LinuxQuestions.org
Welcome to the most active Linux Forum on the web.
Go Back   LinuxQuestions.org > Forums > Non-*NIX Forums > Programming
User Name
Password
Programming This forum is for all programming questions.
The question does not have to be directly related to Linux and any language is fair game.

Notices


Reply
  Search this Thread
Old 01-16-2010, 09:50 PM   #31
SeymourButts
LQ Newbie
 
Registered: Jan 2010
Posts: 28

Original Poster
Rep: Reputation: 15

Quote:
Originally Posted by smeezekitty View Post
Look closly:That code is assuming the memory location will always be:
Code:
4278168392
4278168392 is likely not memory that belongs to the program!
I just placed that value in there for display purposes when posting. That was the actual value as given by gdb while stepping through the code.
 
Old 01-16-2010, 09:54 PM   #32
smeezekitty
Senior Member
 
Registered: Sep 2009
Location: Washington U.S.
Distribution: M$ Windows / Debian / Ubuntu / DSL / many others
Posts: 2,339

Rep: Reputation: 231Reputation: 231Reputation: 231
Quote:
Originally Posted by SeymourButts View Post
I just placed that value in there for display purposes when posting. That was the actual value as given by gdb while stepping through the code.
Ok LOL.
 
Old 01-16-2010, 10:19 PM   #33
johnsfine
LQ Guru
 
Registered: Dec 2007
Distribution: Centos
Posts: 5,286

Rep: Reputation: 1197Reputation: 1197Reputation: 1197Reputation: 1197Reputation: 1197Reputation: 1197Reputation: 1197Reputation: 1197Reputation: 1197
Quote:
Originally Posted by SeymourButts View Post
I found the solution. The application was developed on a 32-bit Solaris server. but the Linux server is a 64-bit system.

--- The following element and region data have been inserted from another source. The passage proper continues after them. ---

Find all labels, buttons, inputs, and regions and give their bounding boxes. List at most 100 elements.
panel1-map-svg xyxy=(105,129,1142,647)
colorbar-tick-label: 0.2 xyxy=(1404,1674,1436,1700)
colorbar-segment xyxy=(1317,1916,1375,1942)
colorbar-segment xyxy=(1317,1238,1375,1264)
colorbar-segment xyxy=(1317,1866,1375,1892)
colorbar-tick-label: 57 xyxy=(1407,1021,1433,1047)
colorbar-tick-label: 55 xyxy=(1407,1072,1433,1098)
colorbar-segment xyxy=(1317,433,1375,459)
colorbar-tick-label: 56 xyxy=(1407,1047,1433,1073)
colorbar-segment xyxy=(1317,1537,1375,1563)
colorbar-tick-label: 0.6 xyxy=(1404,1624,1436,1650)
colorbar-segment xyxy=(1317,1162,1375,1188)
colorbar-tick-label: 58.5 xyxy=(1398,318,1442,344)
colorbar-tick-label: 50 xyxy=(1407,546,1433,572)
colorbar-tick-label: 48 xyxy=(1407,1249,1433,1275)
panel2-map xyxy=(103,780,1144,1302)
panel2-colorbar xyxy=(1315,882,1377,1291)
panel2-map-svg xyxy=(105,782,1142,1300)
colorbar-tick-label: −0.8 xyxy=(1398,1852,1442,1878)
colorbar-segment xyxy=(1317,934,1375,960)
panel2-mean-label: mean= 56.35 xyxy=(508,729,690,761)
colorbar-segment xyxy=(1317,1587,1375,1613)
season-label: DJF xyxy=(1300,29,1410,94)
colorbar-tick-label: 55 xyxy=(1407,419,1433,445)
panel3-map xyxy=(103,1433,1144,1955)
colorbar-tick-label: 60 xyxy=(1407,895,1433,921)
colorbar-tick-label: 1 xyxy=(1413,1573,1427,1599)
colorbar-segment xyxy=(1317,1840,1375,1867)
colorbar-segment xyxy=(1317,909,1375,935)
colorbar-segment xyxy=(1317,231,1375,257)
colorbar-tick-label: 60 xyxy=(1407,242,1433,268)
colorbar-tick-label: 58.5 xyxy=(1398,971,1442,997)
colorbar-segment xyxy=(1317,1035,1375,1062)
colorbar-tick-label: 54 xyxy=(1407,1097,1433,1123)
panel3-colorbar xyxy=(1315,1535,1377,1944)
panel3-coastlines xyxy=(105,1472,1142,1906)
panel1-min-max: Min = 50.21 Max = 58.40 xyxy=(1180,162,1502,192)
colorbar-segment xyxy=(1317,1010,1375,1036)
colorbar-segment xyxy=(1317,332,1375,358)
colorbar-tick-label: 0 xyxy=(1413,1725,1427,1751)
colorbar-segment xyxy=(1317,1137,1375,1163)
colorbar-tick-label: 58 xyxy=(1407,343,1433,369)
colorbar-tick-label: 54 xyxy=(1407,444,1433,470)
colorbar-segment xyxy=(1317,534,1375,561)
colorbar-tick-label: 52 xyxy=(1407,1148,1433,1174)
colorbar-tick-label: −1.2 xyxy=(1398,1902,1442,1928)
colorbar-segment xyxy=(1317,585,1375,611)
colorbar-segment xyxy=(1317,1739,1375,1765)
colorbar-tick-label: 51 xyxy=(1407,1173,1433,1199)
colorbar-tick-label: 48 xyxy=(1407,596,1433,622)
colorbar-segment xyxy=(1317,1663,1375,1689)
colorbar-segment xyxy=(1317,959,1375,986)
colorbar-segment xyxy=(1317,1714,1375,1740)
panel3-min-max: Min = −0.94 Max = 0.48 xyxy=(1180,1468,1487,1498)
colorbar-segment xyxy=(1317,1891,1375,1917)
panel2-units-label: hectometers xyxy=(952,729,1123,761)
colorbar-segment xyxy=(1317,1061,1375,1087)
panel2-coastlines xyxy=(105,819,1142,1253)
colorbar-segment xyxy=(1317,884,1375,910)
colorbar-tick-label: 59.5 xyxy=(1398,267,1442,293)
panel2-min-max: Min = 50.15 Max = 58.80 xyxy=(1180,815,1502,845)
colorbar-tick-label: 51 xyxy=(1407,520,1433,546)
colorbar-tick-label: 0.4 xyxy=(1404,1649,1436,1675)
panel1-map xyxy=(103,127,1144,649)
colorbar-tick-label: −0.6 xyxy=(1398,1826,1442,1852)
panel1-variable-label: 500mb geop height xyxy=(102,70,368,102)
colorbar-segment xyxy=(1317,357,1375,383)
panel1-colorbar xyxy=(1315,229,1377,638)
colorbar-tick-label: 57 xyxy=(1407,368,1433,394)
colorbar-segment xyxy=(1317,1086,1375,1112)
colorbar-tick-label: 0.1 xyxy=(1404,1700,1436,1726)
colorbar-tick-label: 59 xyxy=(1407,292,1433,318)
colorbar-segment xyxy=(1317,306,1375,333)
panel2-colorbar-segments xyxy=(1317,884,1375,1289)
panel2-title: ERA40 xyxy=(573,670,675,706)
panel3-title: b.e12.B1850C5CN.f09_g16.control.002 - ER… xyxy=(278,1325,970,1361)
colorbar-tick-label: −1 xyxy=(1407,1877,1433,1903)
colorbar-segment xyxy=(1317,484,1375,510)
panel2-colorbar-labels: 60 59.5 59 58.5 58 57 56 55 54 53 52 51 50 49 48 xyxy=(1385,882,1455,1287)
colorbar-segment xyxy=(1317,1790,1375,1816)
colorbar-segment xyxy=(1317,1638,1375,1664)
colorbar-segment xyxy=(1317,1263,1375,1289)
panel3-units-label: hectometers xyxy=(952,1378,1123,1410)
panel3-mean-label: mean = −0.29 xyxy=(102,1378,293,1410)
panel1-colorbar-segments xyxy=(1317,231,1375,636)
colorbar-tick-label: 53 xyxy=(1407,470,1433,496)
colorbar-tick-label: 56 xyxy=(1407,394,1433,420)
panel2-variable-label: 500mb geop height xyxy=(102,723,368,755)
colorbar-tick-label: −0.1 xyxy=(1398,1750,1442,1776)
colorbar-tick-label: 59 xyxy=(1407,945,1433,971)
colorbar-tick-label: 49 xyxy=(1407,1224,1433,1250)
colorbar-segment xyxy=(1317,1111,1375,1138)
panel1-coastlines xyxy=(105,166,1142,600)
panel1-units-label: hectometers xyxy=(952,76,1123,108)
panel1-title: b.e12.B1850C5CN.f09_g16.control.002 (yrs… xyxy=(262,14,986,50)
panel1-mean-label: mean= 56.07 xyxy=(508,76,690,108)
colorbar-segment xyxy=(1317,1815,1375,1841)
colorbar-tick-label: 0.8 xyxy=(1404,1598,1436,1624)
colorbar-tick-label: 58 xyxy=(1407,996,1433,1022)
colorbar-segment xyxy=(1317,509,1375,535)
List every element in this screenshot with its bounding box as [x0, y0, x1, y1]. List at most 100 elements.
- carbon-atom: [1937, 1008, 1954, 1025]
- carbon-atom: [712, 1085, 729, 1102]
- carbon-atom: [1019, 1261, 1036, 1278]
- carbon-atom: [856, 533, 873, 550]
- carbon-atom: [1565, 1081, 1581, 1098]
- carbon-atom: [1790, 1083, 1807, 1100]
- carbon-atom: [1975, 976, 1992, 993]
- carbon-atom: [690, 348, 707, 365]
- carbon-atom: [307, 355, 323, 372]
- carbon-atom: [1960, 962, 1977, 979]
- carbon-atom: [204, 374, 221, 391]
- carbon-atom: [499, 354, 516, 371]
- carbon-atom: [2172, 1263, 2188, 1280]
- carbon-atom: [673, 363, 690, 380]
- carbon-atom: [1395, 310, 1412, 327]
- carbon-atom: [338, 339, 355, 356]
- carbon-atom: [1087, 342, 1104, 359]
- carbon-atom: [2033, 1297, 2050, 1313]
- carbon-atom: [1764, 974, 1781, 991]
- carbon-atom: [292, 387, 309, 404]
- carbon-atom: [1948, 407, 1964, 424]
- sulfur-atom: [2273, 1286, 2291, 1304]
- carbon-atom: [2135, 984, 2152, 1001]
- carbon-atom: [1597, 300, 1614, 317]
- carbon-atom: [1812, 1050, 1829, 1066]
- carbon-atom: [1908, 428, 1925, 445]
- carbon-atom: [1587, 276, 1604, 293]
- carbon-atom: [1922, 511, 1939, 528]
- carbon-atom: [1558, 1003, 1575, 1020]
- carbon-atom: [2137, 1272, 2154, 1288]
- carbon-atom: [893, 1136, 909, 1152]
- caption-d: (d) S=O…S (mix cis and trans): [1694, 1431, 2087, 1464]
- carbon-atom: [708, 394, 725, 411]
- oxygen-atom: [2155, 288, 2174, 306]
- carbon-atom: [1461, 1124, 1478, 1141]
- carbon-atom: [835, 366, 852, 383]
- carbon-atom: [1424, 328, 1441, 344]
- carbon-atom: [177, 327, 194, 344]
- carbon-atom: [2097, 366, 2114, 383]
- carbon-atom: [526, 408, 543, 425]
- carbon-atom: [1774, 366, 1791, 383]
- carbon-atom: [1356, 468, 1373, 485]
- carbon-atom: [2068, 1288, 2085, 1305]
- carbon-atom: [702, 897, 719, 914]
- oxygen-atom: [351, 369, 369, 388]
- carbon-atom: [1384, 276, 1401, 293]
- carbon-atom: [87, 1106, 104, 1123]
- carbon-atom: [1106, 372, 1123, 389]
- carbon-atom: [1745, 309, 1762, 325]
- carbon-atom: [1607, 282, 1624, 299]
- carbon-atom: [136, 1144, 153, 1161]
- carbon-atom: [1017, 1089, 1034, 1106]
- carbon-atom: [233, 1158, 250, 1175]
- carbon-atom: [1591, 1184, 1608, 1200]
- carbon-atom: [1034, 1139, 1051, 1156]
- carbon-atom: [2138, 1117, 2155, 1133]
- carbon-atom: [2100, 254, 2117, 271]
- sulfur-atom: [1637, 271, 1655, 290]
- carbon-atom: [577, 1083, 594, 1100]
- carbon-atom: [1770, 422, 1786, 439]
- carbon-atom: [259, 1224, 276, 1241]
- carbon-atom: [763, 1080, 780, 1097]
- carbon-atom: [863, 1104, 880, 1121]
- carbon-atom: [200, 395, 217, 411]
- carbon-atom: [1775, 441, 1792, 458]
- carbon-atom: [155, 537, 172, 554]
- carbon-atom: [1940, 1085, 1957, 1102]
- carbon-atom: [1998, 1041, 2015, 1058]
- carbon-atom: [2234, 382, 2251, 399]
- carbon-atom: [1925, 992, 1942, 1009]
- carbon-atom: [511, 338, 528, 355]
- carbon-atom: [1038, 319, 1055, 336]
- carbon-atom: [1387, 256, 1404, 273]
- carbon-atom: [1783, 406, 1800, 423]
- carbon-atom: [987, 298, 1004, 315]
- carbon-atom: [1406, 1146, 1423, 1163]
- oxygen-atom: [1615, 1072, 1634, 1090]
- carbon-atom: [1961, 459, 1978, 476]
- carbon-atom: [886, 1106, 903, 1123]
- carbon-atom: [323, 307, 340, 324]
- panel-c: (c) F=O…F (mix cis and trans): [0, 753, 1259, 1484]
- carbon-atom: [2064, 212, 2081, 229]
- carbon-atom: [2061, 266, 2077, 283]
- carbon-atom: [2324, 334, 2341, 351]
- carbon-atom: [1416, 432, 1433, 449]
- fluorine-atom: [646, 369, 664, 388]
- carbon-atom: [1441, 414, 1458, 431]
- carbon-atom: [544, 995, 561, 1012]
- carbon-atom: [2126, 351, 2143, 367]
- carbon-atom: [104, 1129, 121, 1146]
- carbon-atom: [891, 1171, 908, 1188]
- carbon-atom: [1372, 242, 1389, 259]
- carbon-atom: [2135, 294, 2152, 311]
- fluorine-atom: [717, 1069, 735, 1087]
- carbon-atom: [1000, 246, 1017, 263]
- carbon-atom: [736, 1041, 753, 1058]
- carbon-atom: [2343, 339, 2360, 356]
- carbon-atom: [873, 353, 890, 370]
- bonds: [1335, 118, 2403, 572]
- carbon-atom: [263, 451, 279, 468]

By setting the "-m32" option on gcc, I was able to compile the application using 32-bit data type sizes.
Maybe you found a solution, but not the bug.

You said
Quote:
The ucPacket address goes from [0x7feffcaff] to [0xfffffffffeffcaff] on the return from this function.
I can't see anything in the code you quoted that could make that happen.

There are lots of errors common to the situation of porting code from 32 bit to 64 bit. But I just don't see any such errors in the code you posted.
 
Old 01-16-2010, 10:27 PM   #34
SeymourButts
LQ Newbie
 
Registered: Jan 2010
Posts: 28

Original Poster
Rep: Reputation: 15
Not sure myself. I was thinking it had soemthing to do with the difference in sizes, where the long and pointer on Linux are 8 bytes and 4 bytes on Solaris.
 
Old 01-17-2010, 04:51 AM   #35
neonsignal
Senior Member
 
Registered: Jan 2005
Location: Melbourne, Australia
Distribution: Debian Bookworm (Fluxbox WM)
Posts: 1,391
Blog Entries: 54

Rep: Reputation: 360Reputation: 360Reputation: 360Reputation: 360
Quote:
What value does OBJECT_ID_tag have in this context?
It evaluates to the value 0x06.

Quote:
it says there is a Memory Fault on the bolded build_tag() function below when the OBJECT_ID_tag is the first parm
Since the OBJECT_ID is just a number, it is more like that the second parameter (the pointer) is the cause of the problem. However, since this particular invocation is presumably just setting the tag in the packet, it is quite likely that the failure has already occurred prior to this point, and has caused a corruption (perhaps the call to ucbuild_oid).
==EDIT== oops, only read the first page of the thread when I responded

Porting code like this is non-trivial, especially if (as johnsfine has deduced) you are moving from a 32 bit system to a 64 bit system. The reason the post seems strange is because your knowledge of C appears to be less than required for this sort of job. Sergei is just suggesting learning a bit more about the language before attempting it.

Last edited by neonsignal; 01-17-2010 at 04:55 AM.
 
Old 01-17-2010, 08:50 AM   #36
johnsfine
LQ Guru
 
Registered: Dec 2007
Distribution: Centos
Posts: 5,286

Rep: Reputation: 1197Reputation: 1197Reputation: 1197Reputation: 1197Reputation: 1197Reputation: 1197Reputation: 1197Reputation: 1197Reputation: 1197
Quote:
Originally Posted by SeymourButts View Post
I was thinking it had soemthing to do with the difference in sizes, where the long and pointer on Linux are 8 bytes and 4 bytes on Solaris.
Probably, but that doesn't mean much until you find the actual bug.

I've seen a lot of code where for various reasons someone casts a pointer to an int, then processes or stores it, then casts it back to a pointer. That works fine on all the platforms where int and pointer are the same size. But breaks when they are different size.

You have a pointer that you say should equal 0x7feffcaff but it actually equals 0xfffffffffeffcaff. That is exactly what would happen if you cast the pointer to an int then back to a pointer. But the code you posted doesn't do that.

You said ucPacket becomes 0xfffffffffeffcaff on the return from ucbuild_oid. If that is true and you look just a little closer, you should be able to identify the bug.

You have the line
Code:
ucPacket = ucbuild_oid (ber_oid, OIDpollerid_length - 1, ucPacket);
In most debuggers, if you single step into ucbuild_oid and later single step out of it, you will still be on that line, indicating the function call has finished and the assignment hasn't happened yet. So at that moment, ucPacket should still hold its previous value and the register %rax should hold the value that is about to be assigned to ucPacket. Which of those is 0xfffffffffeffcaff?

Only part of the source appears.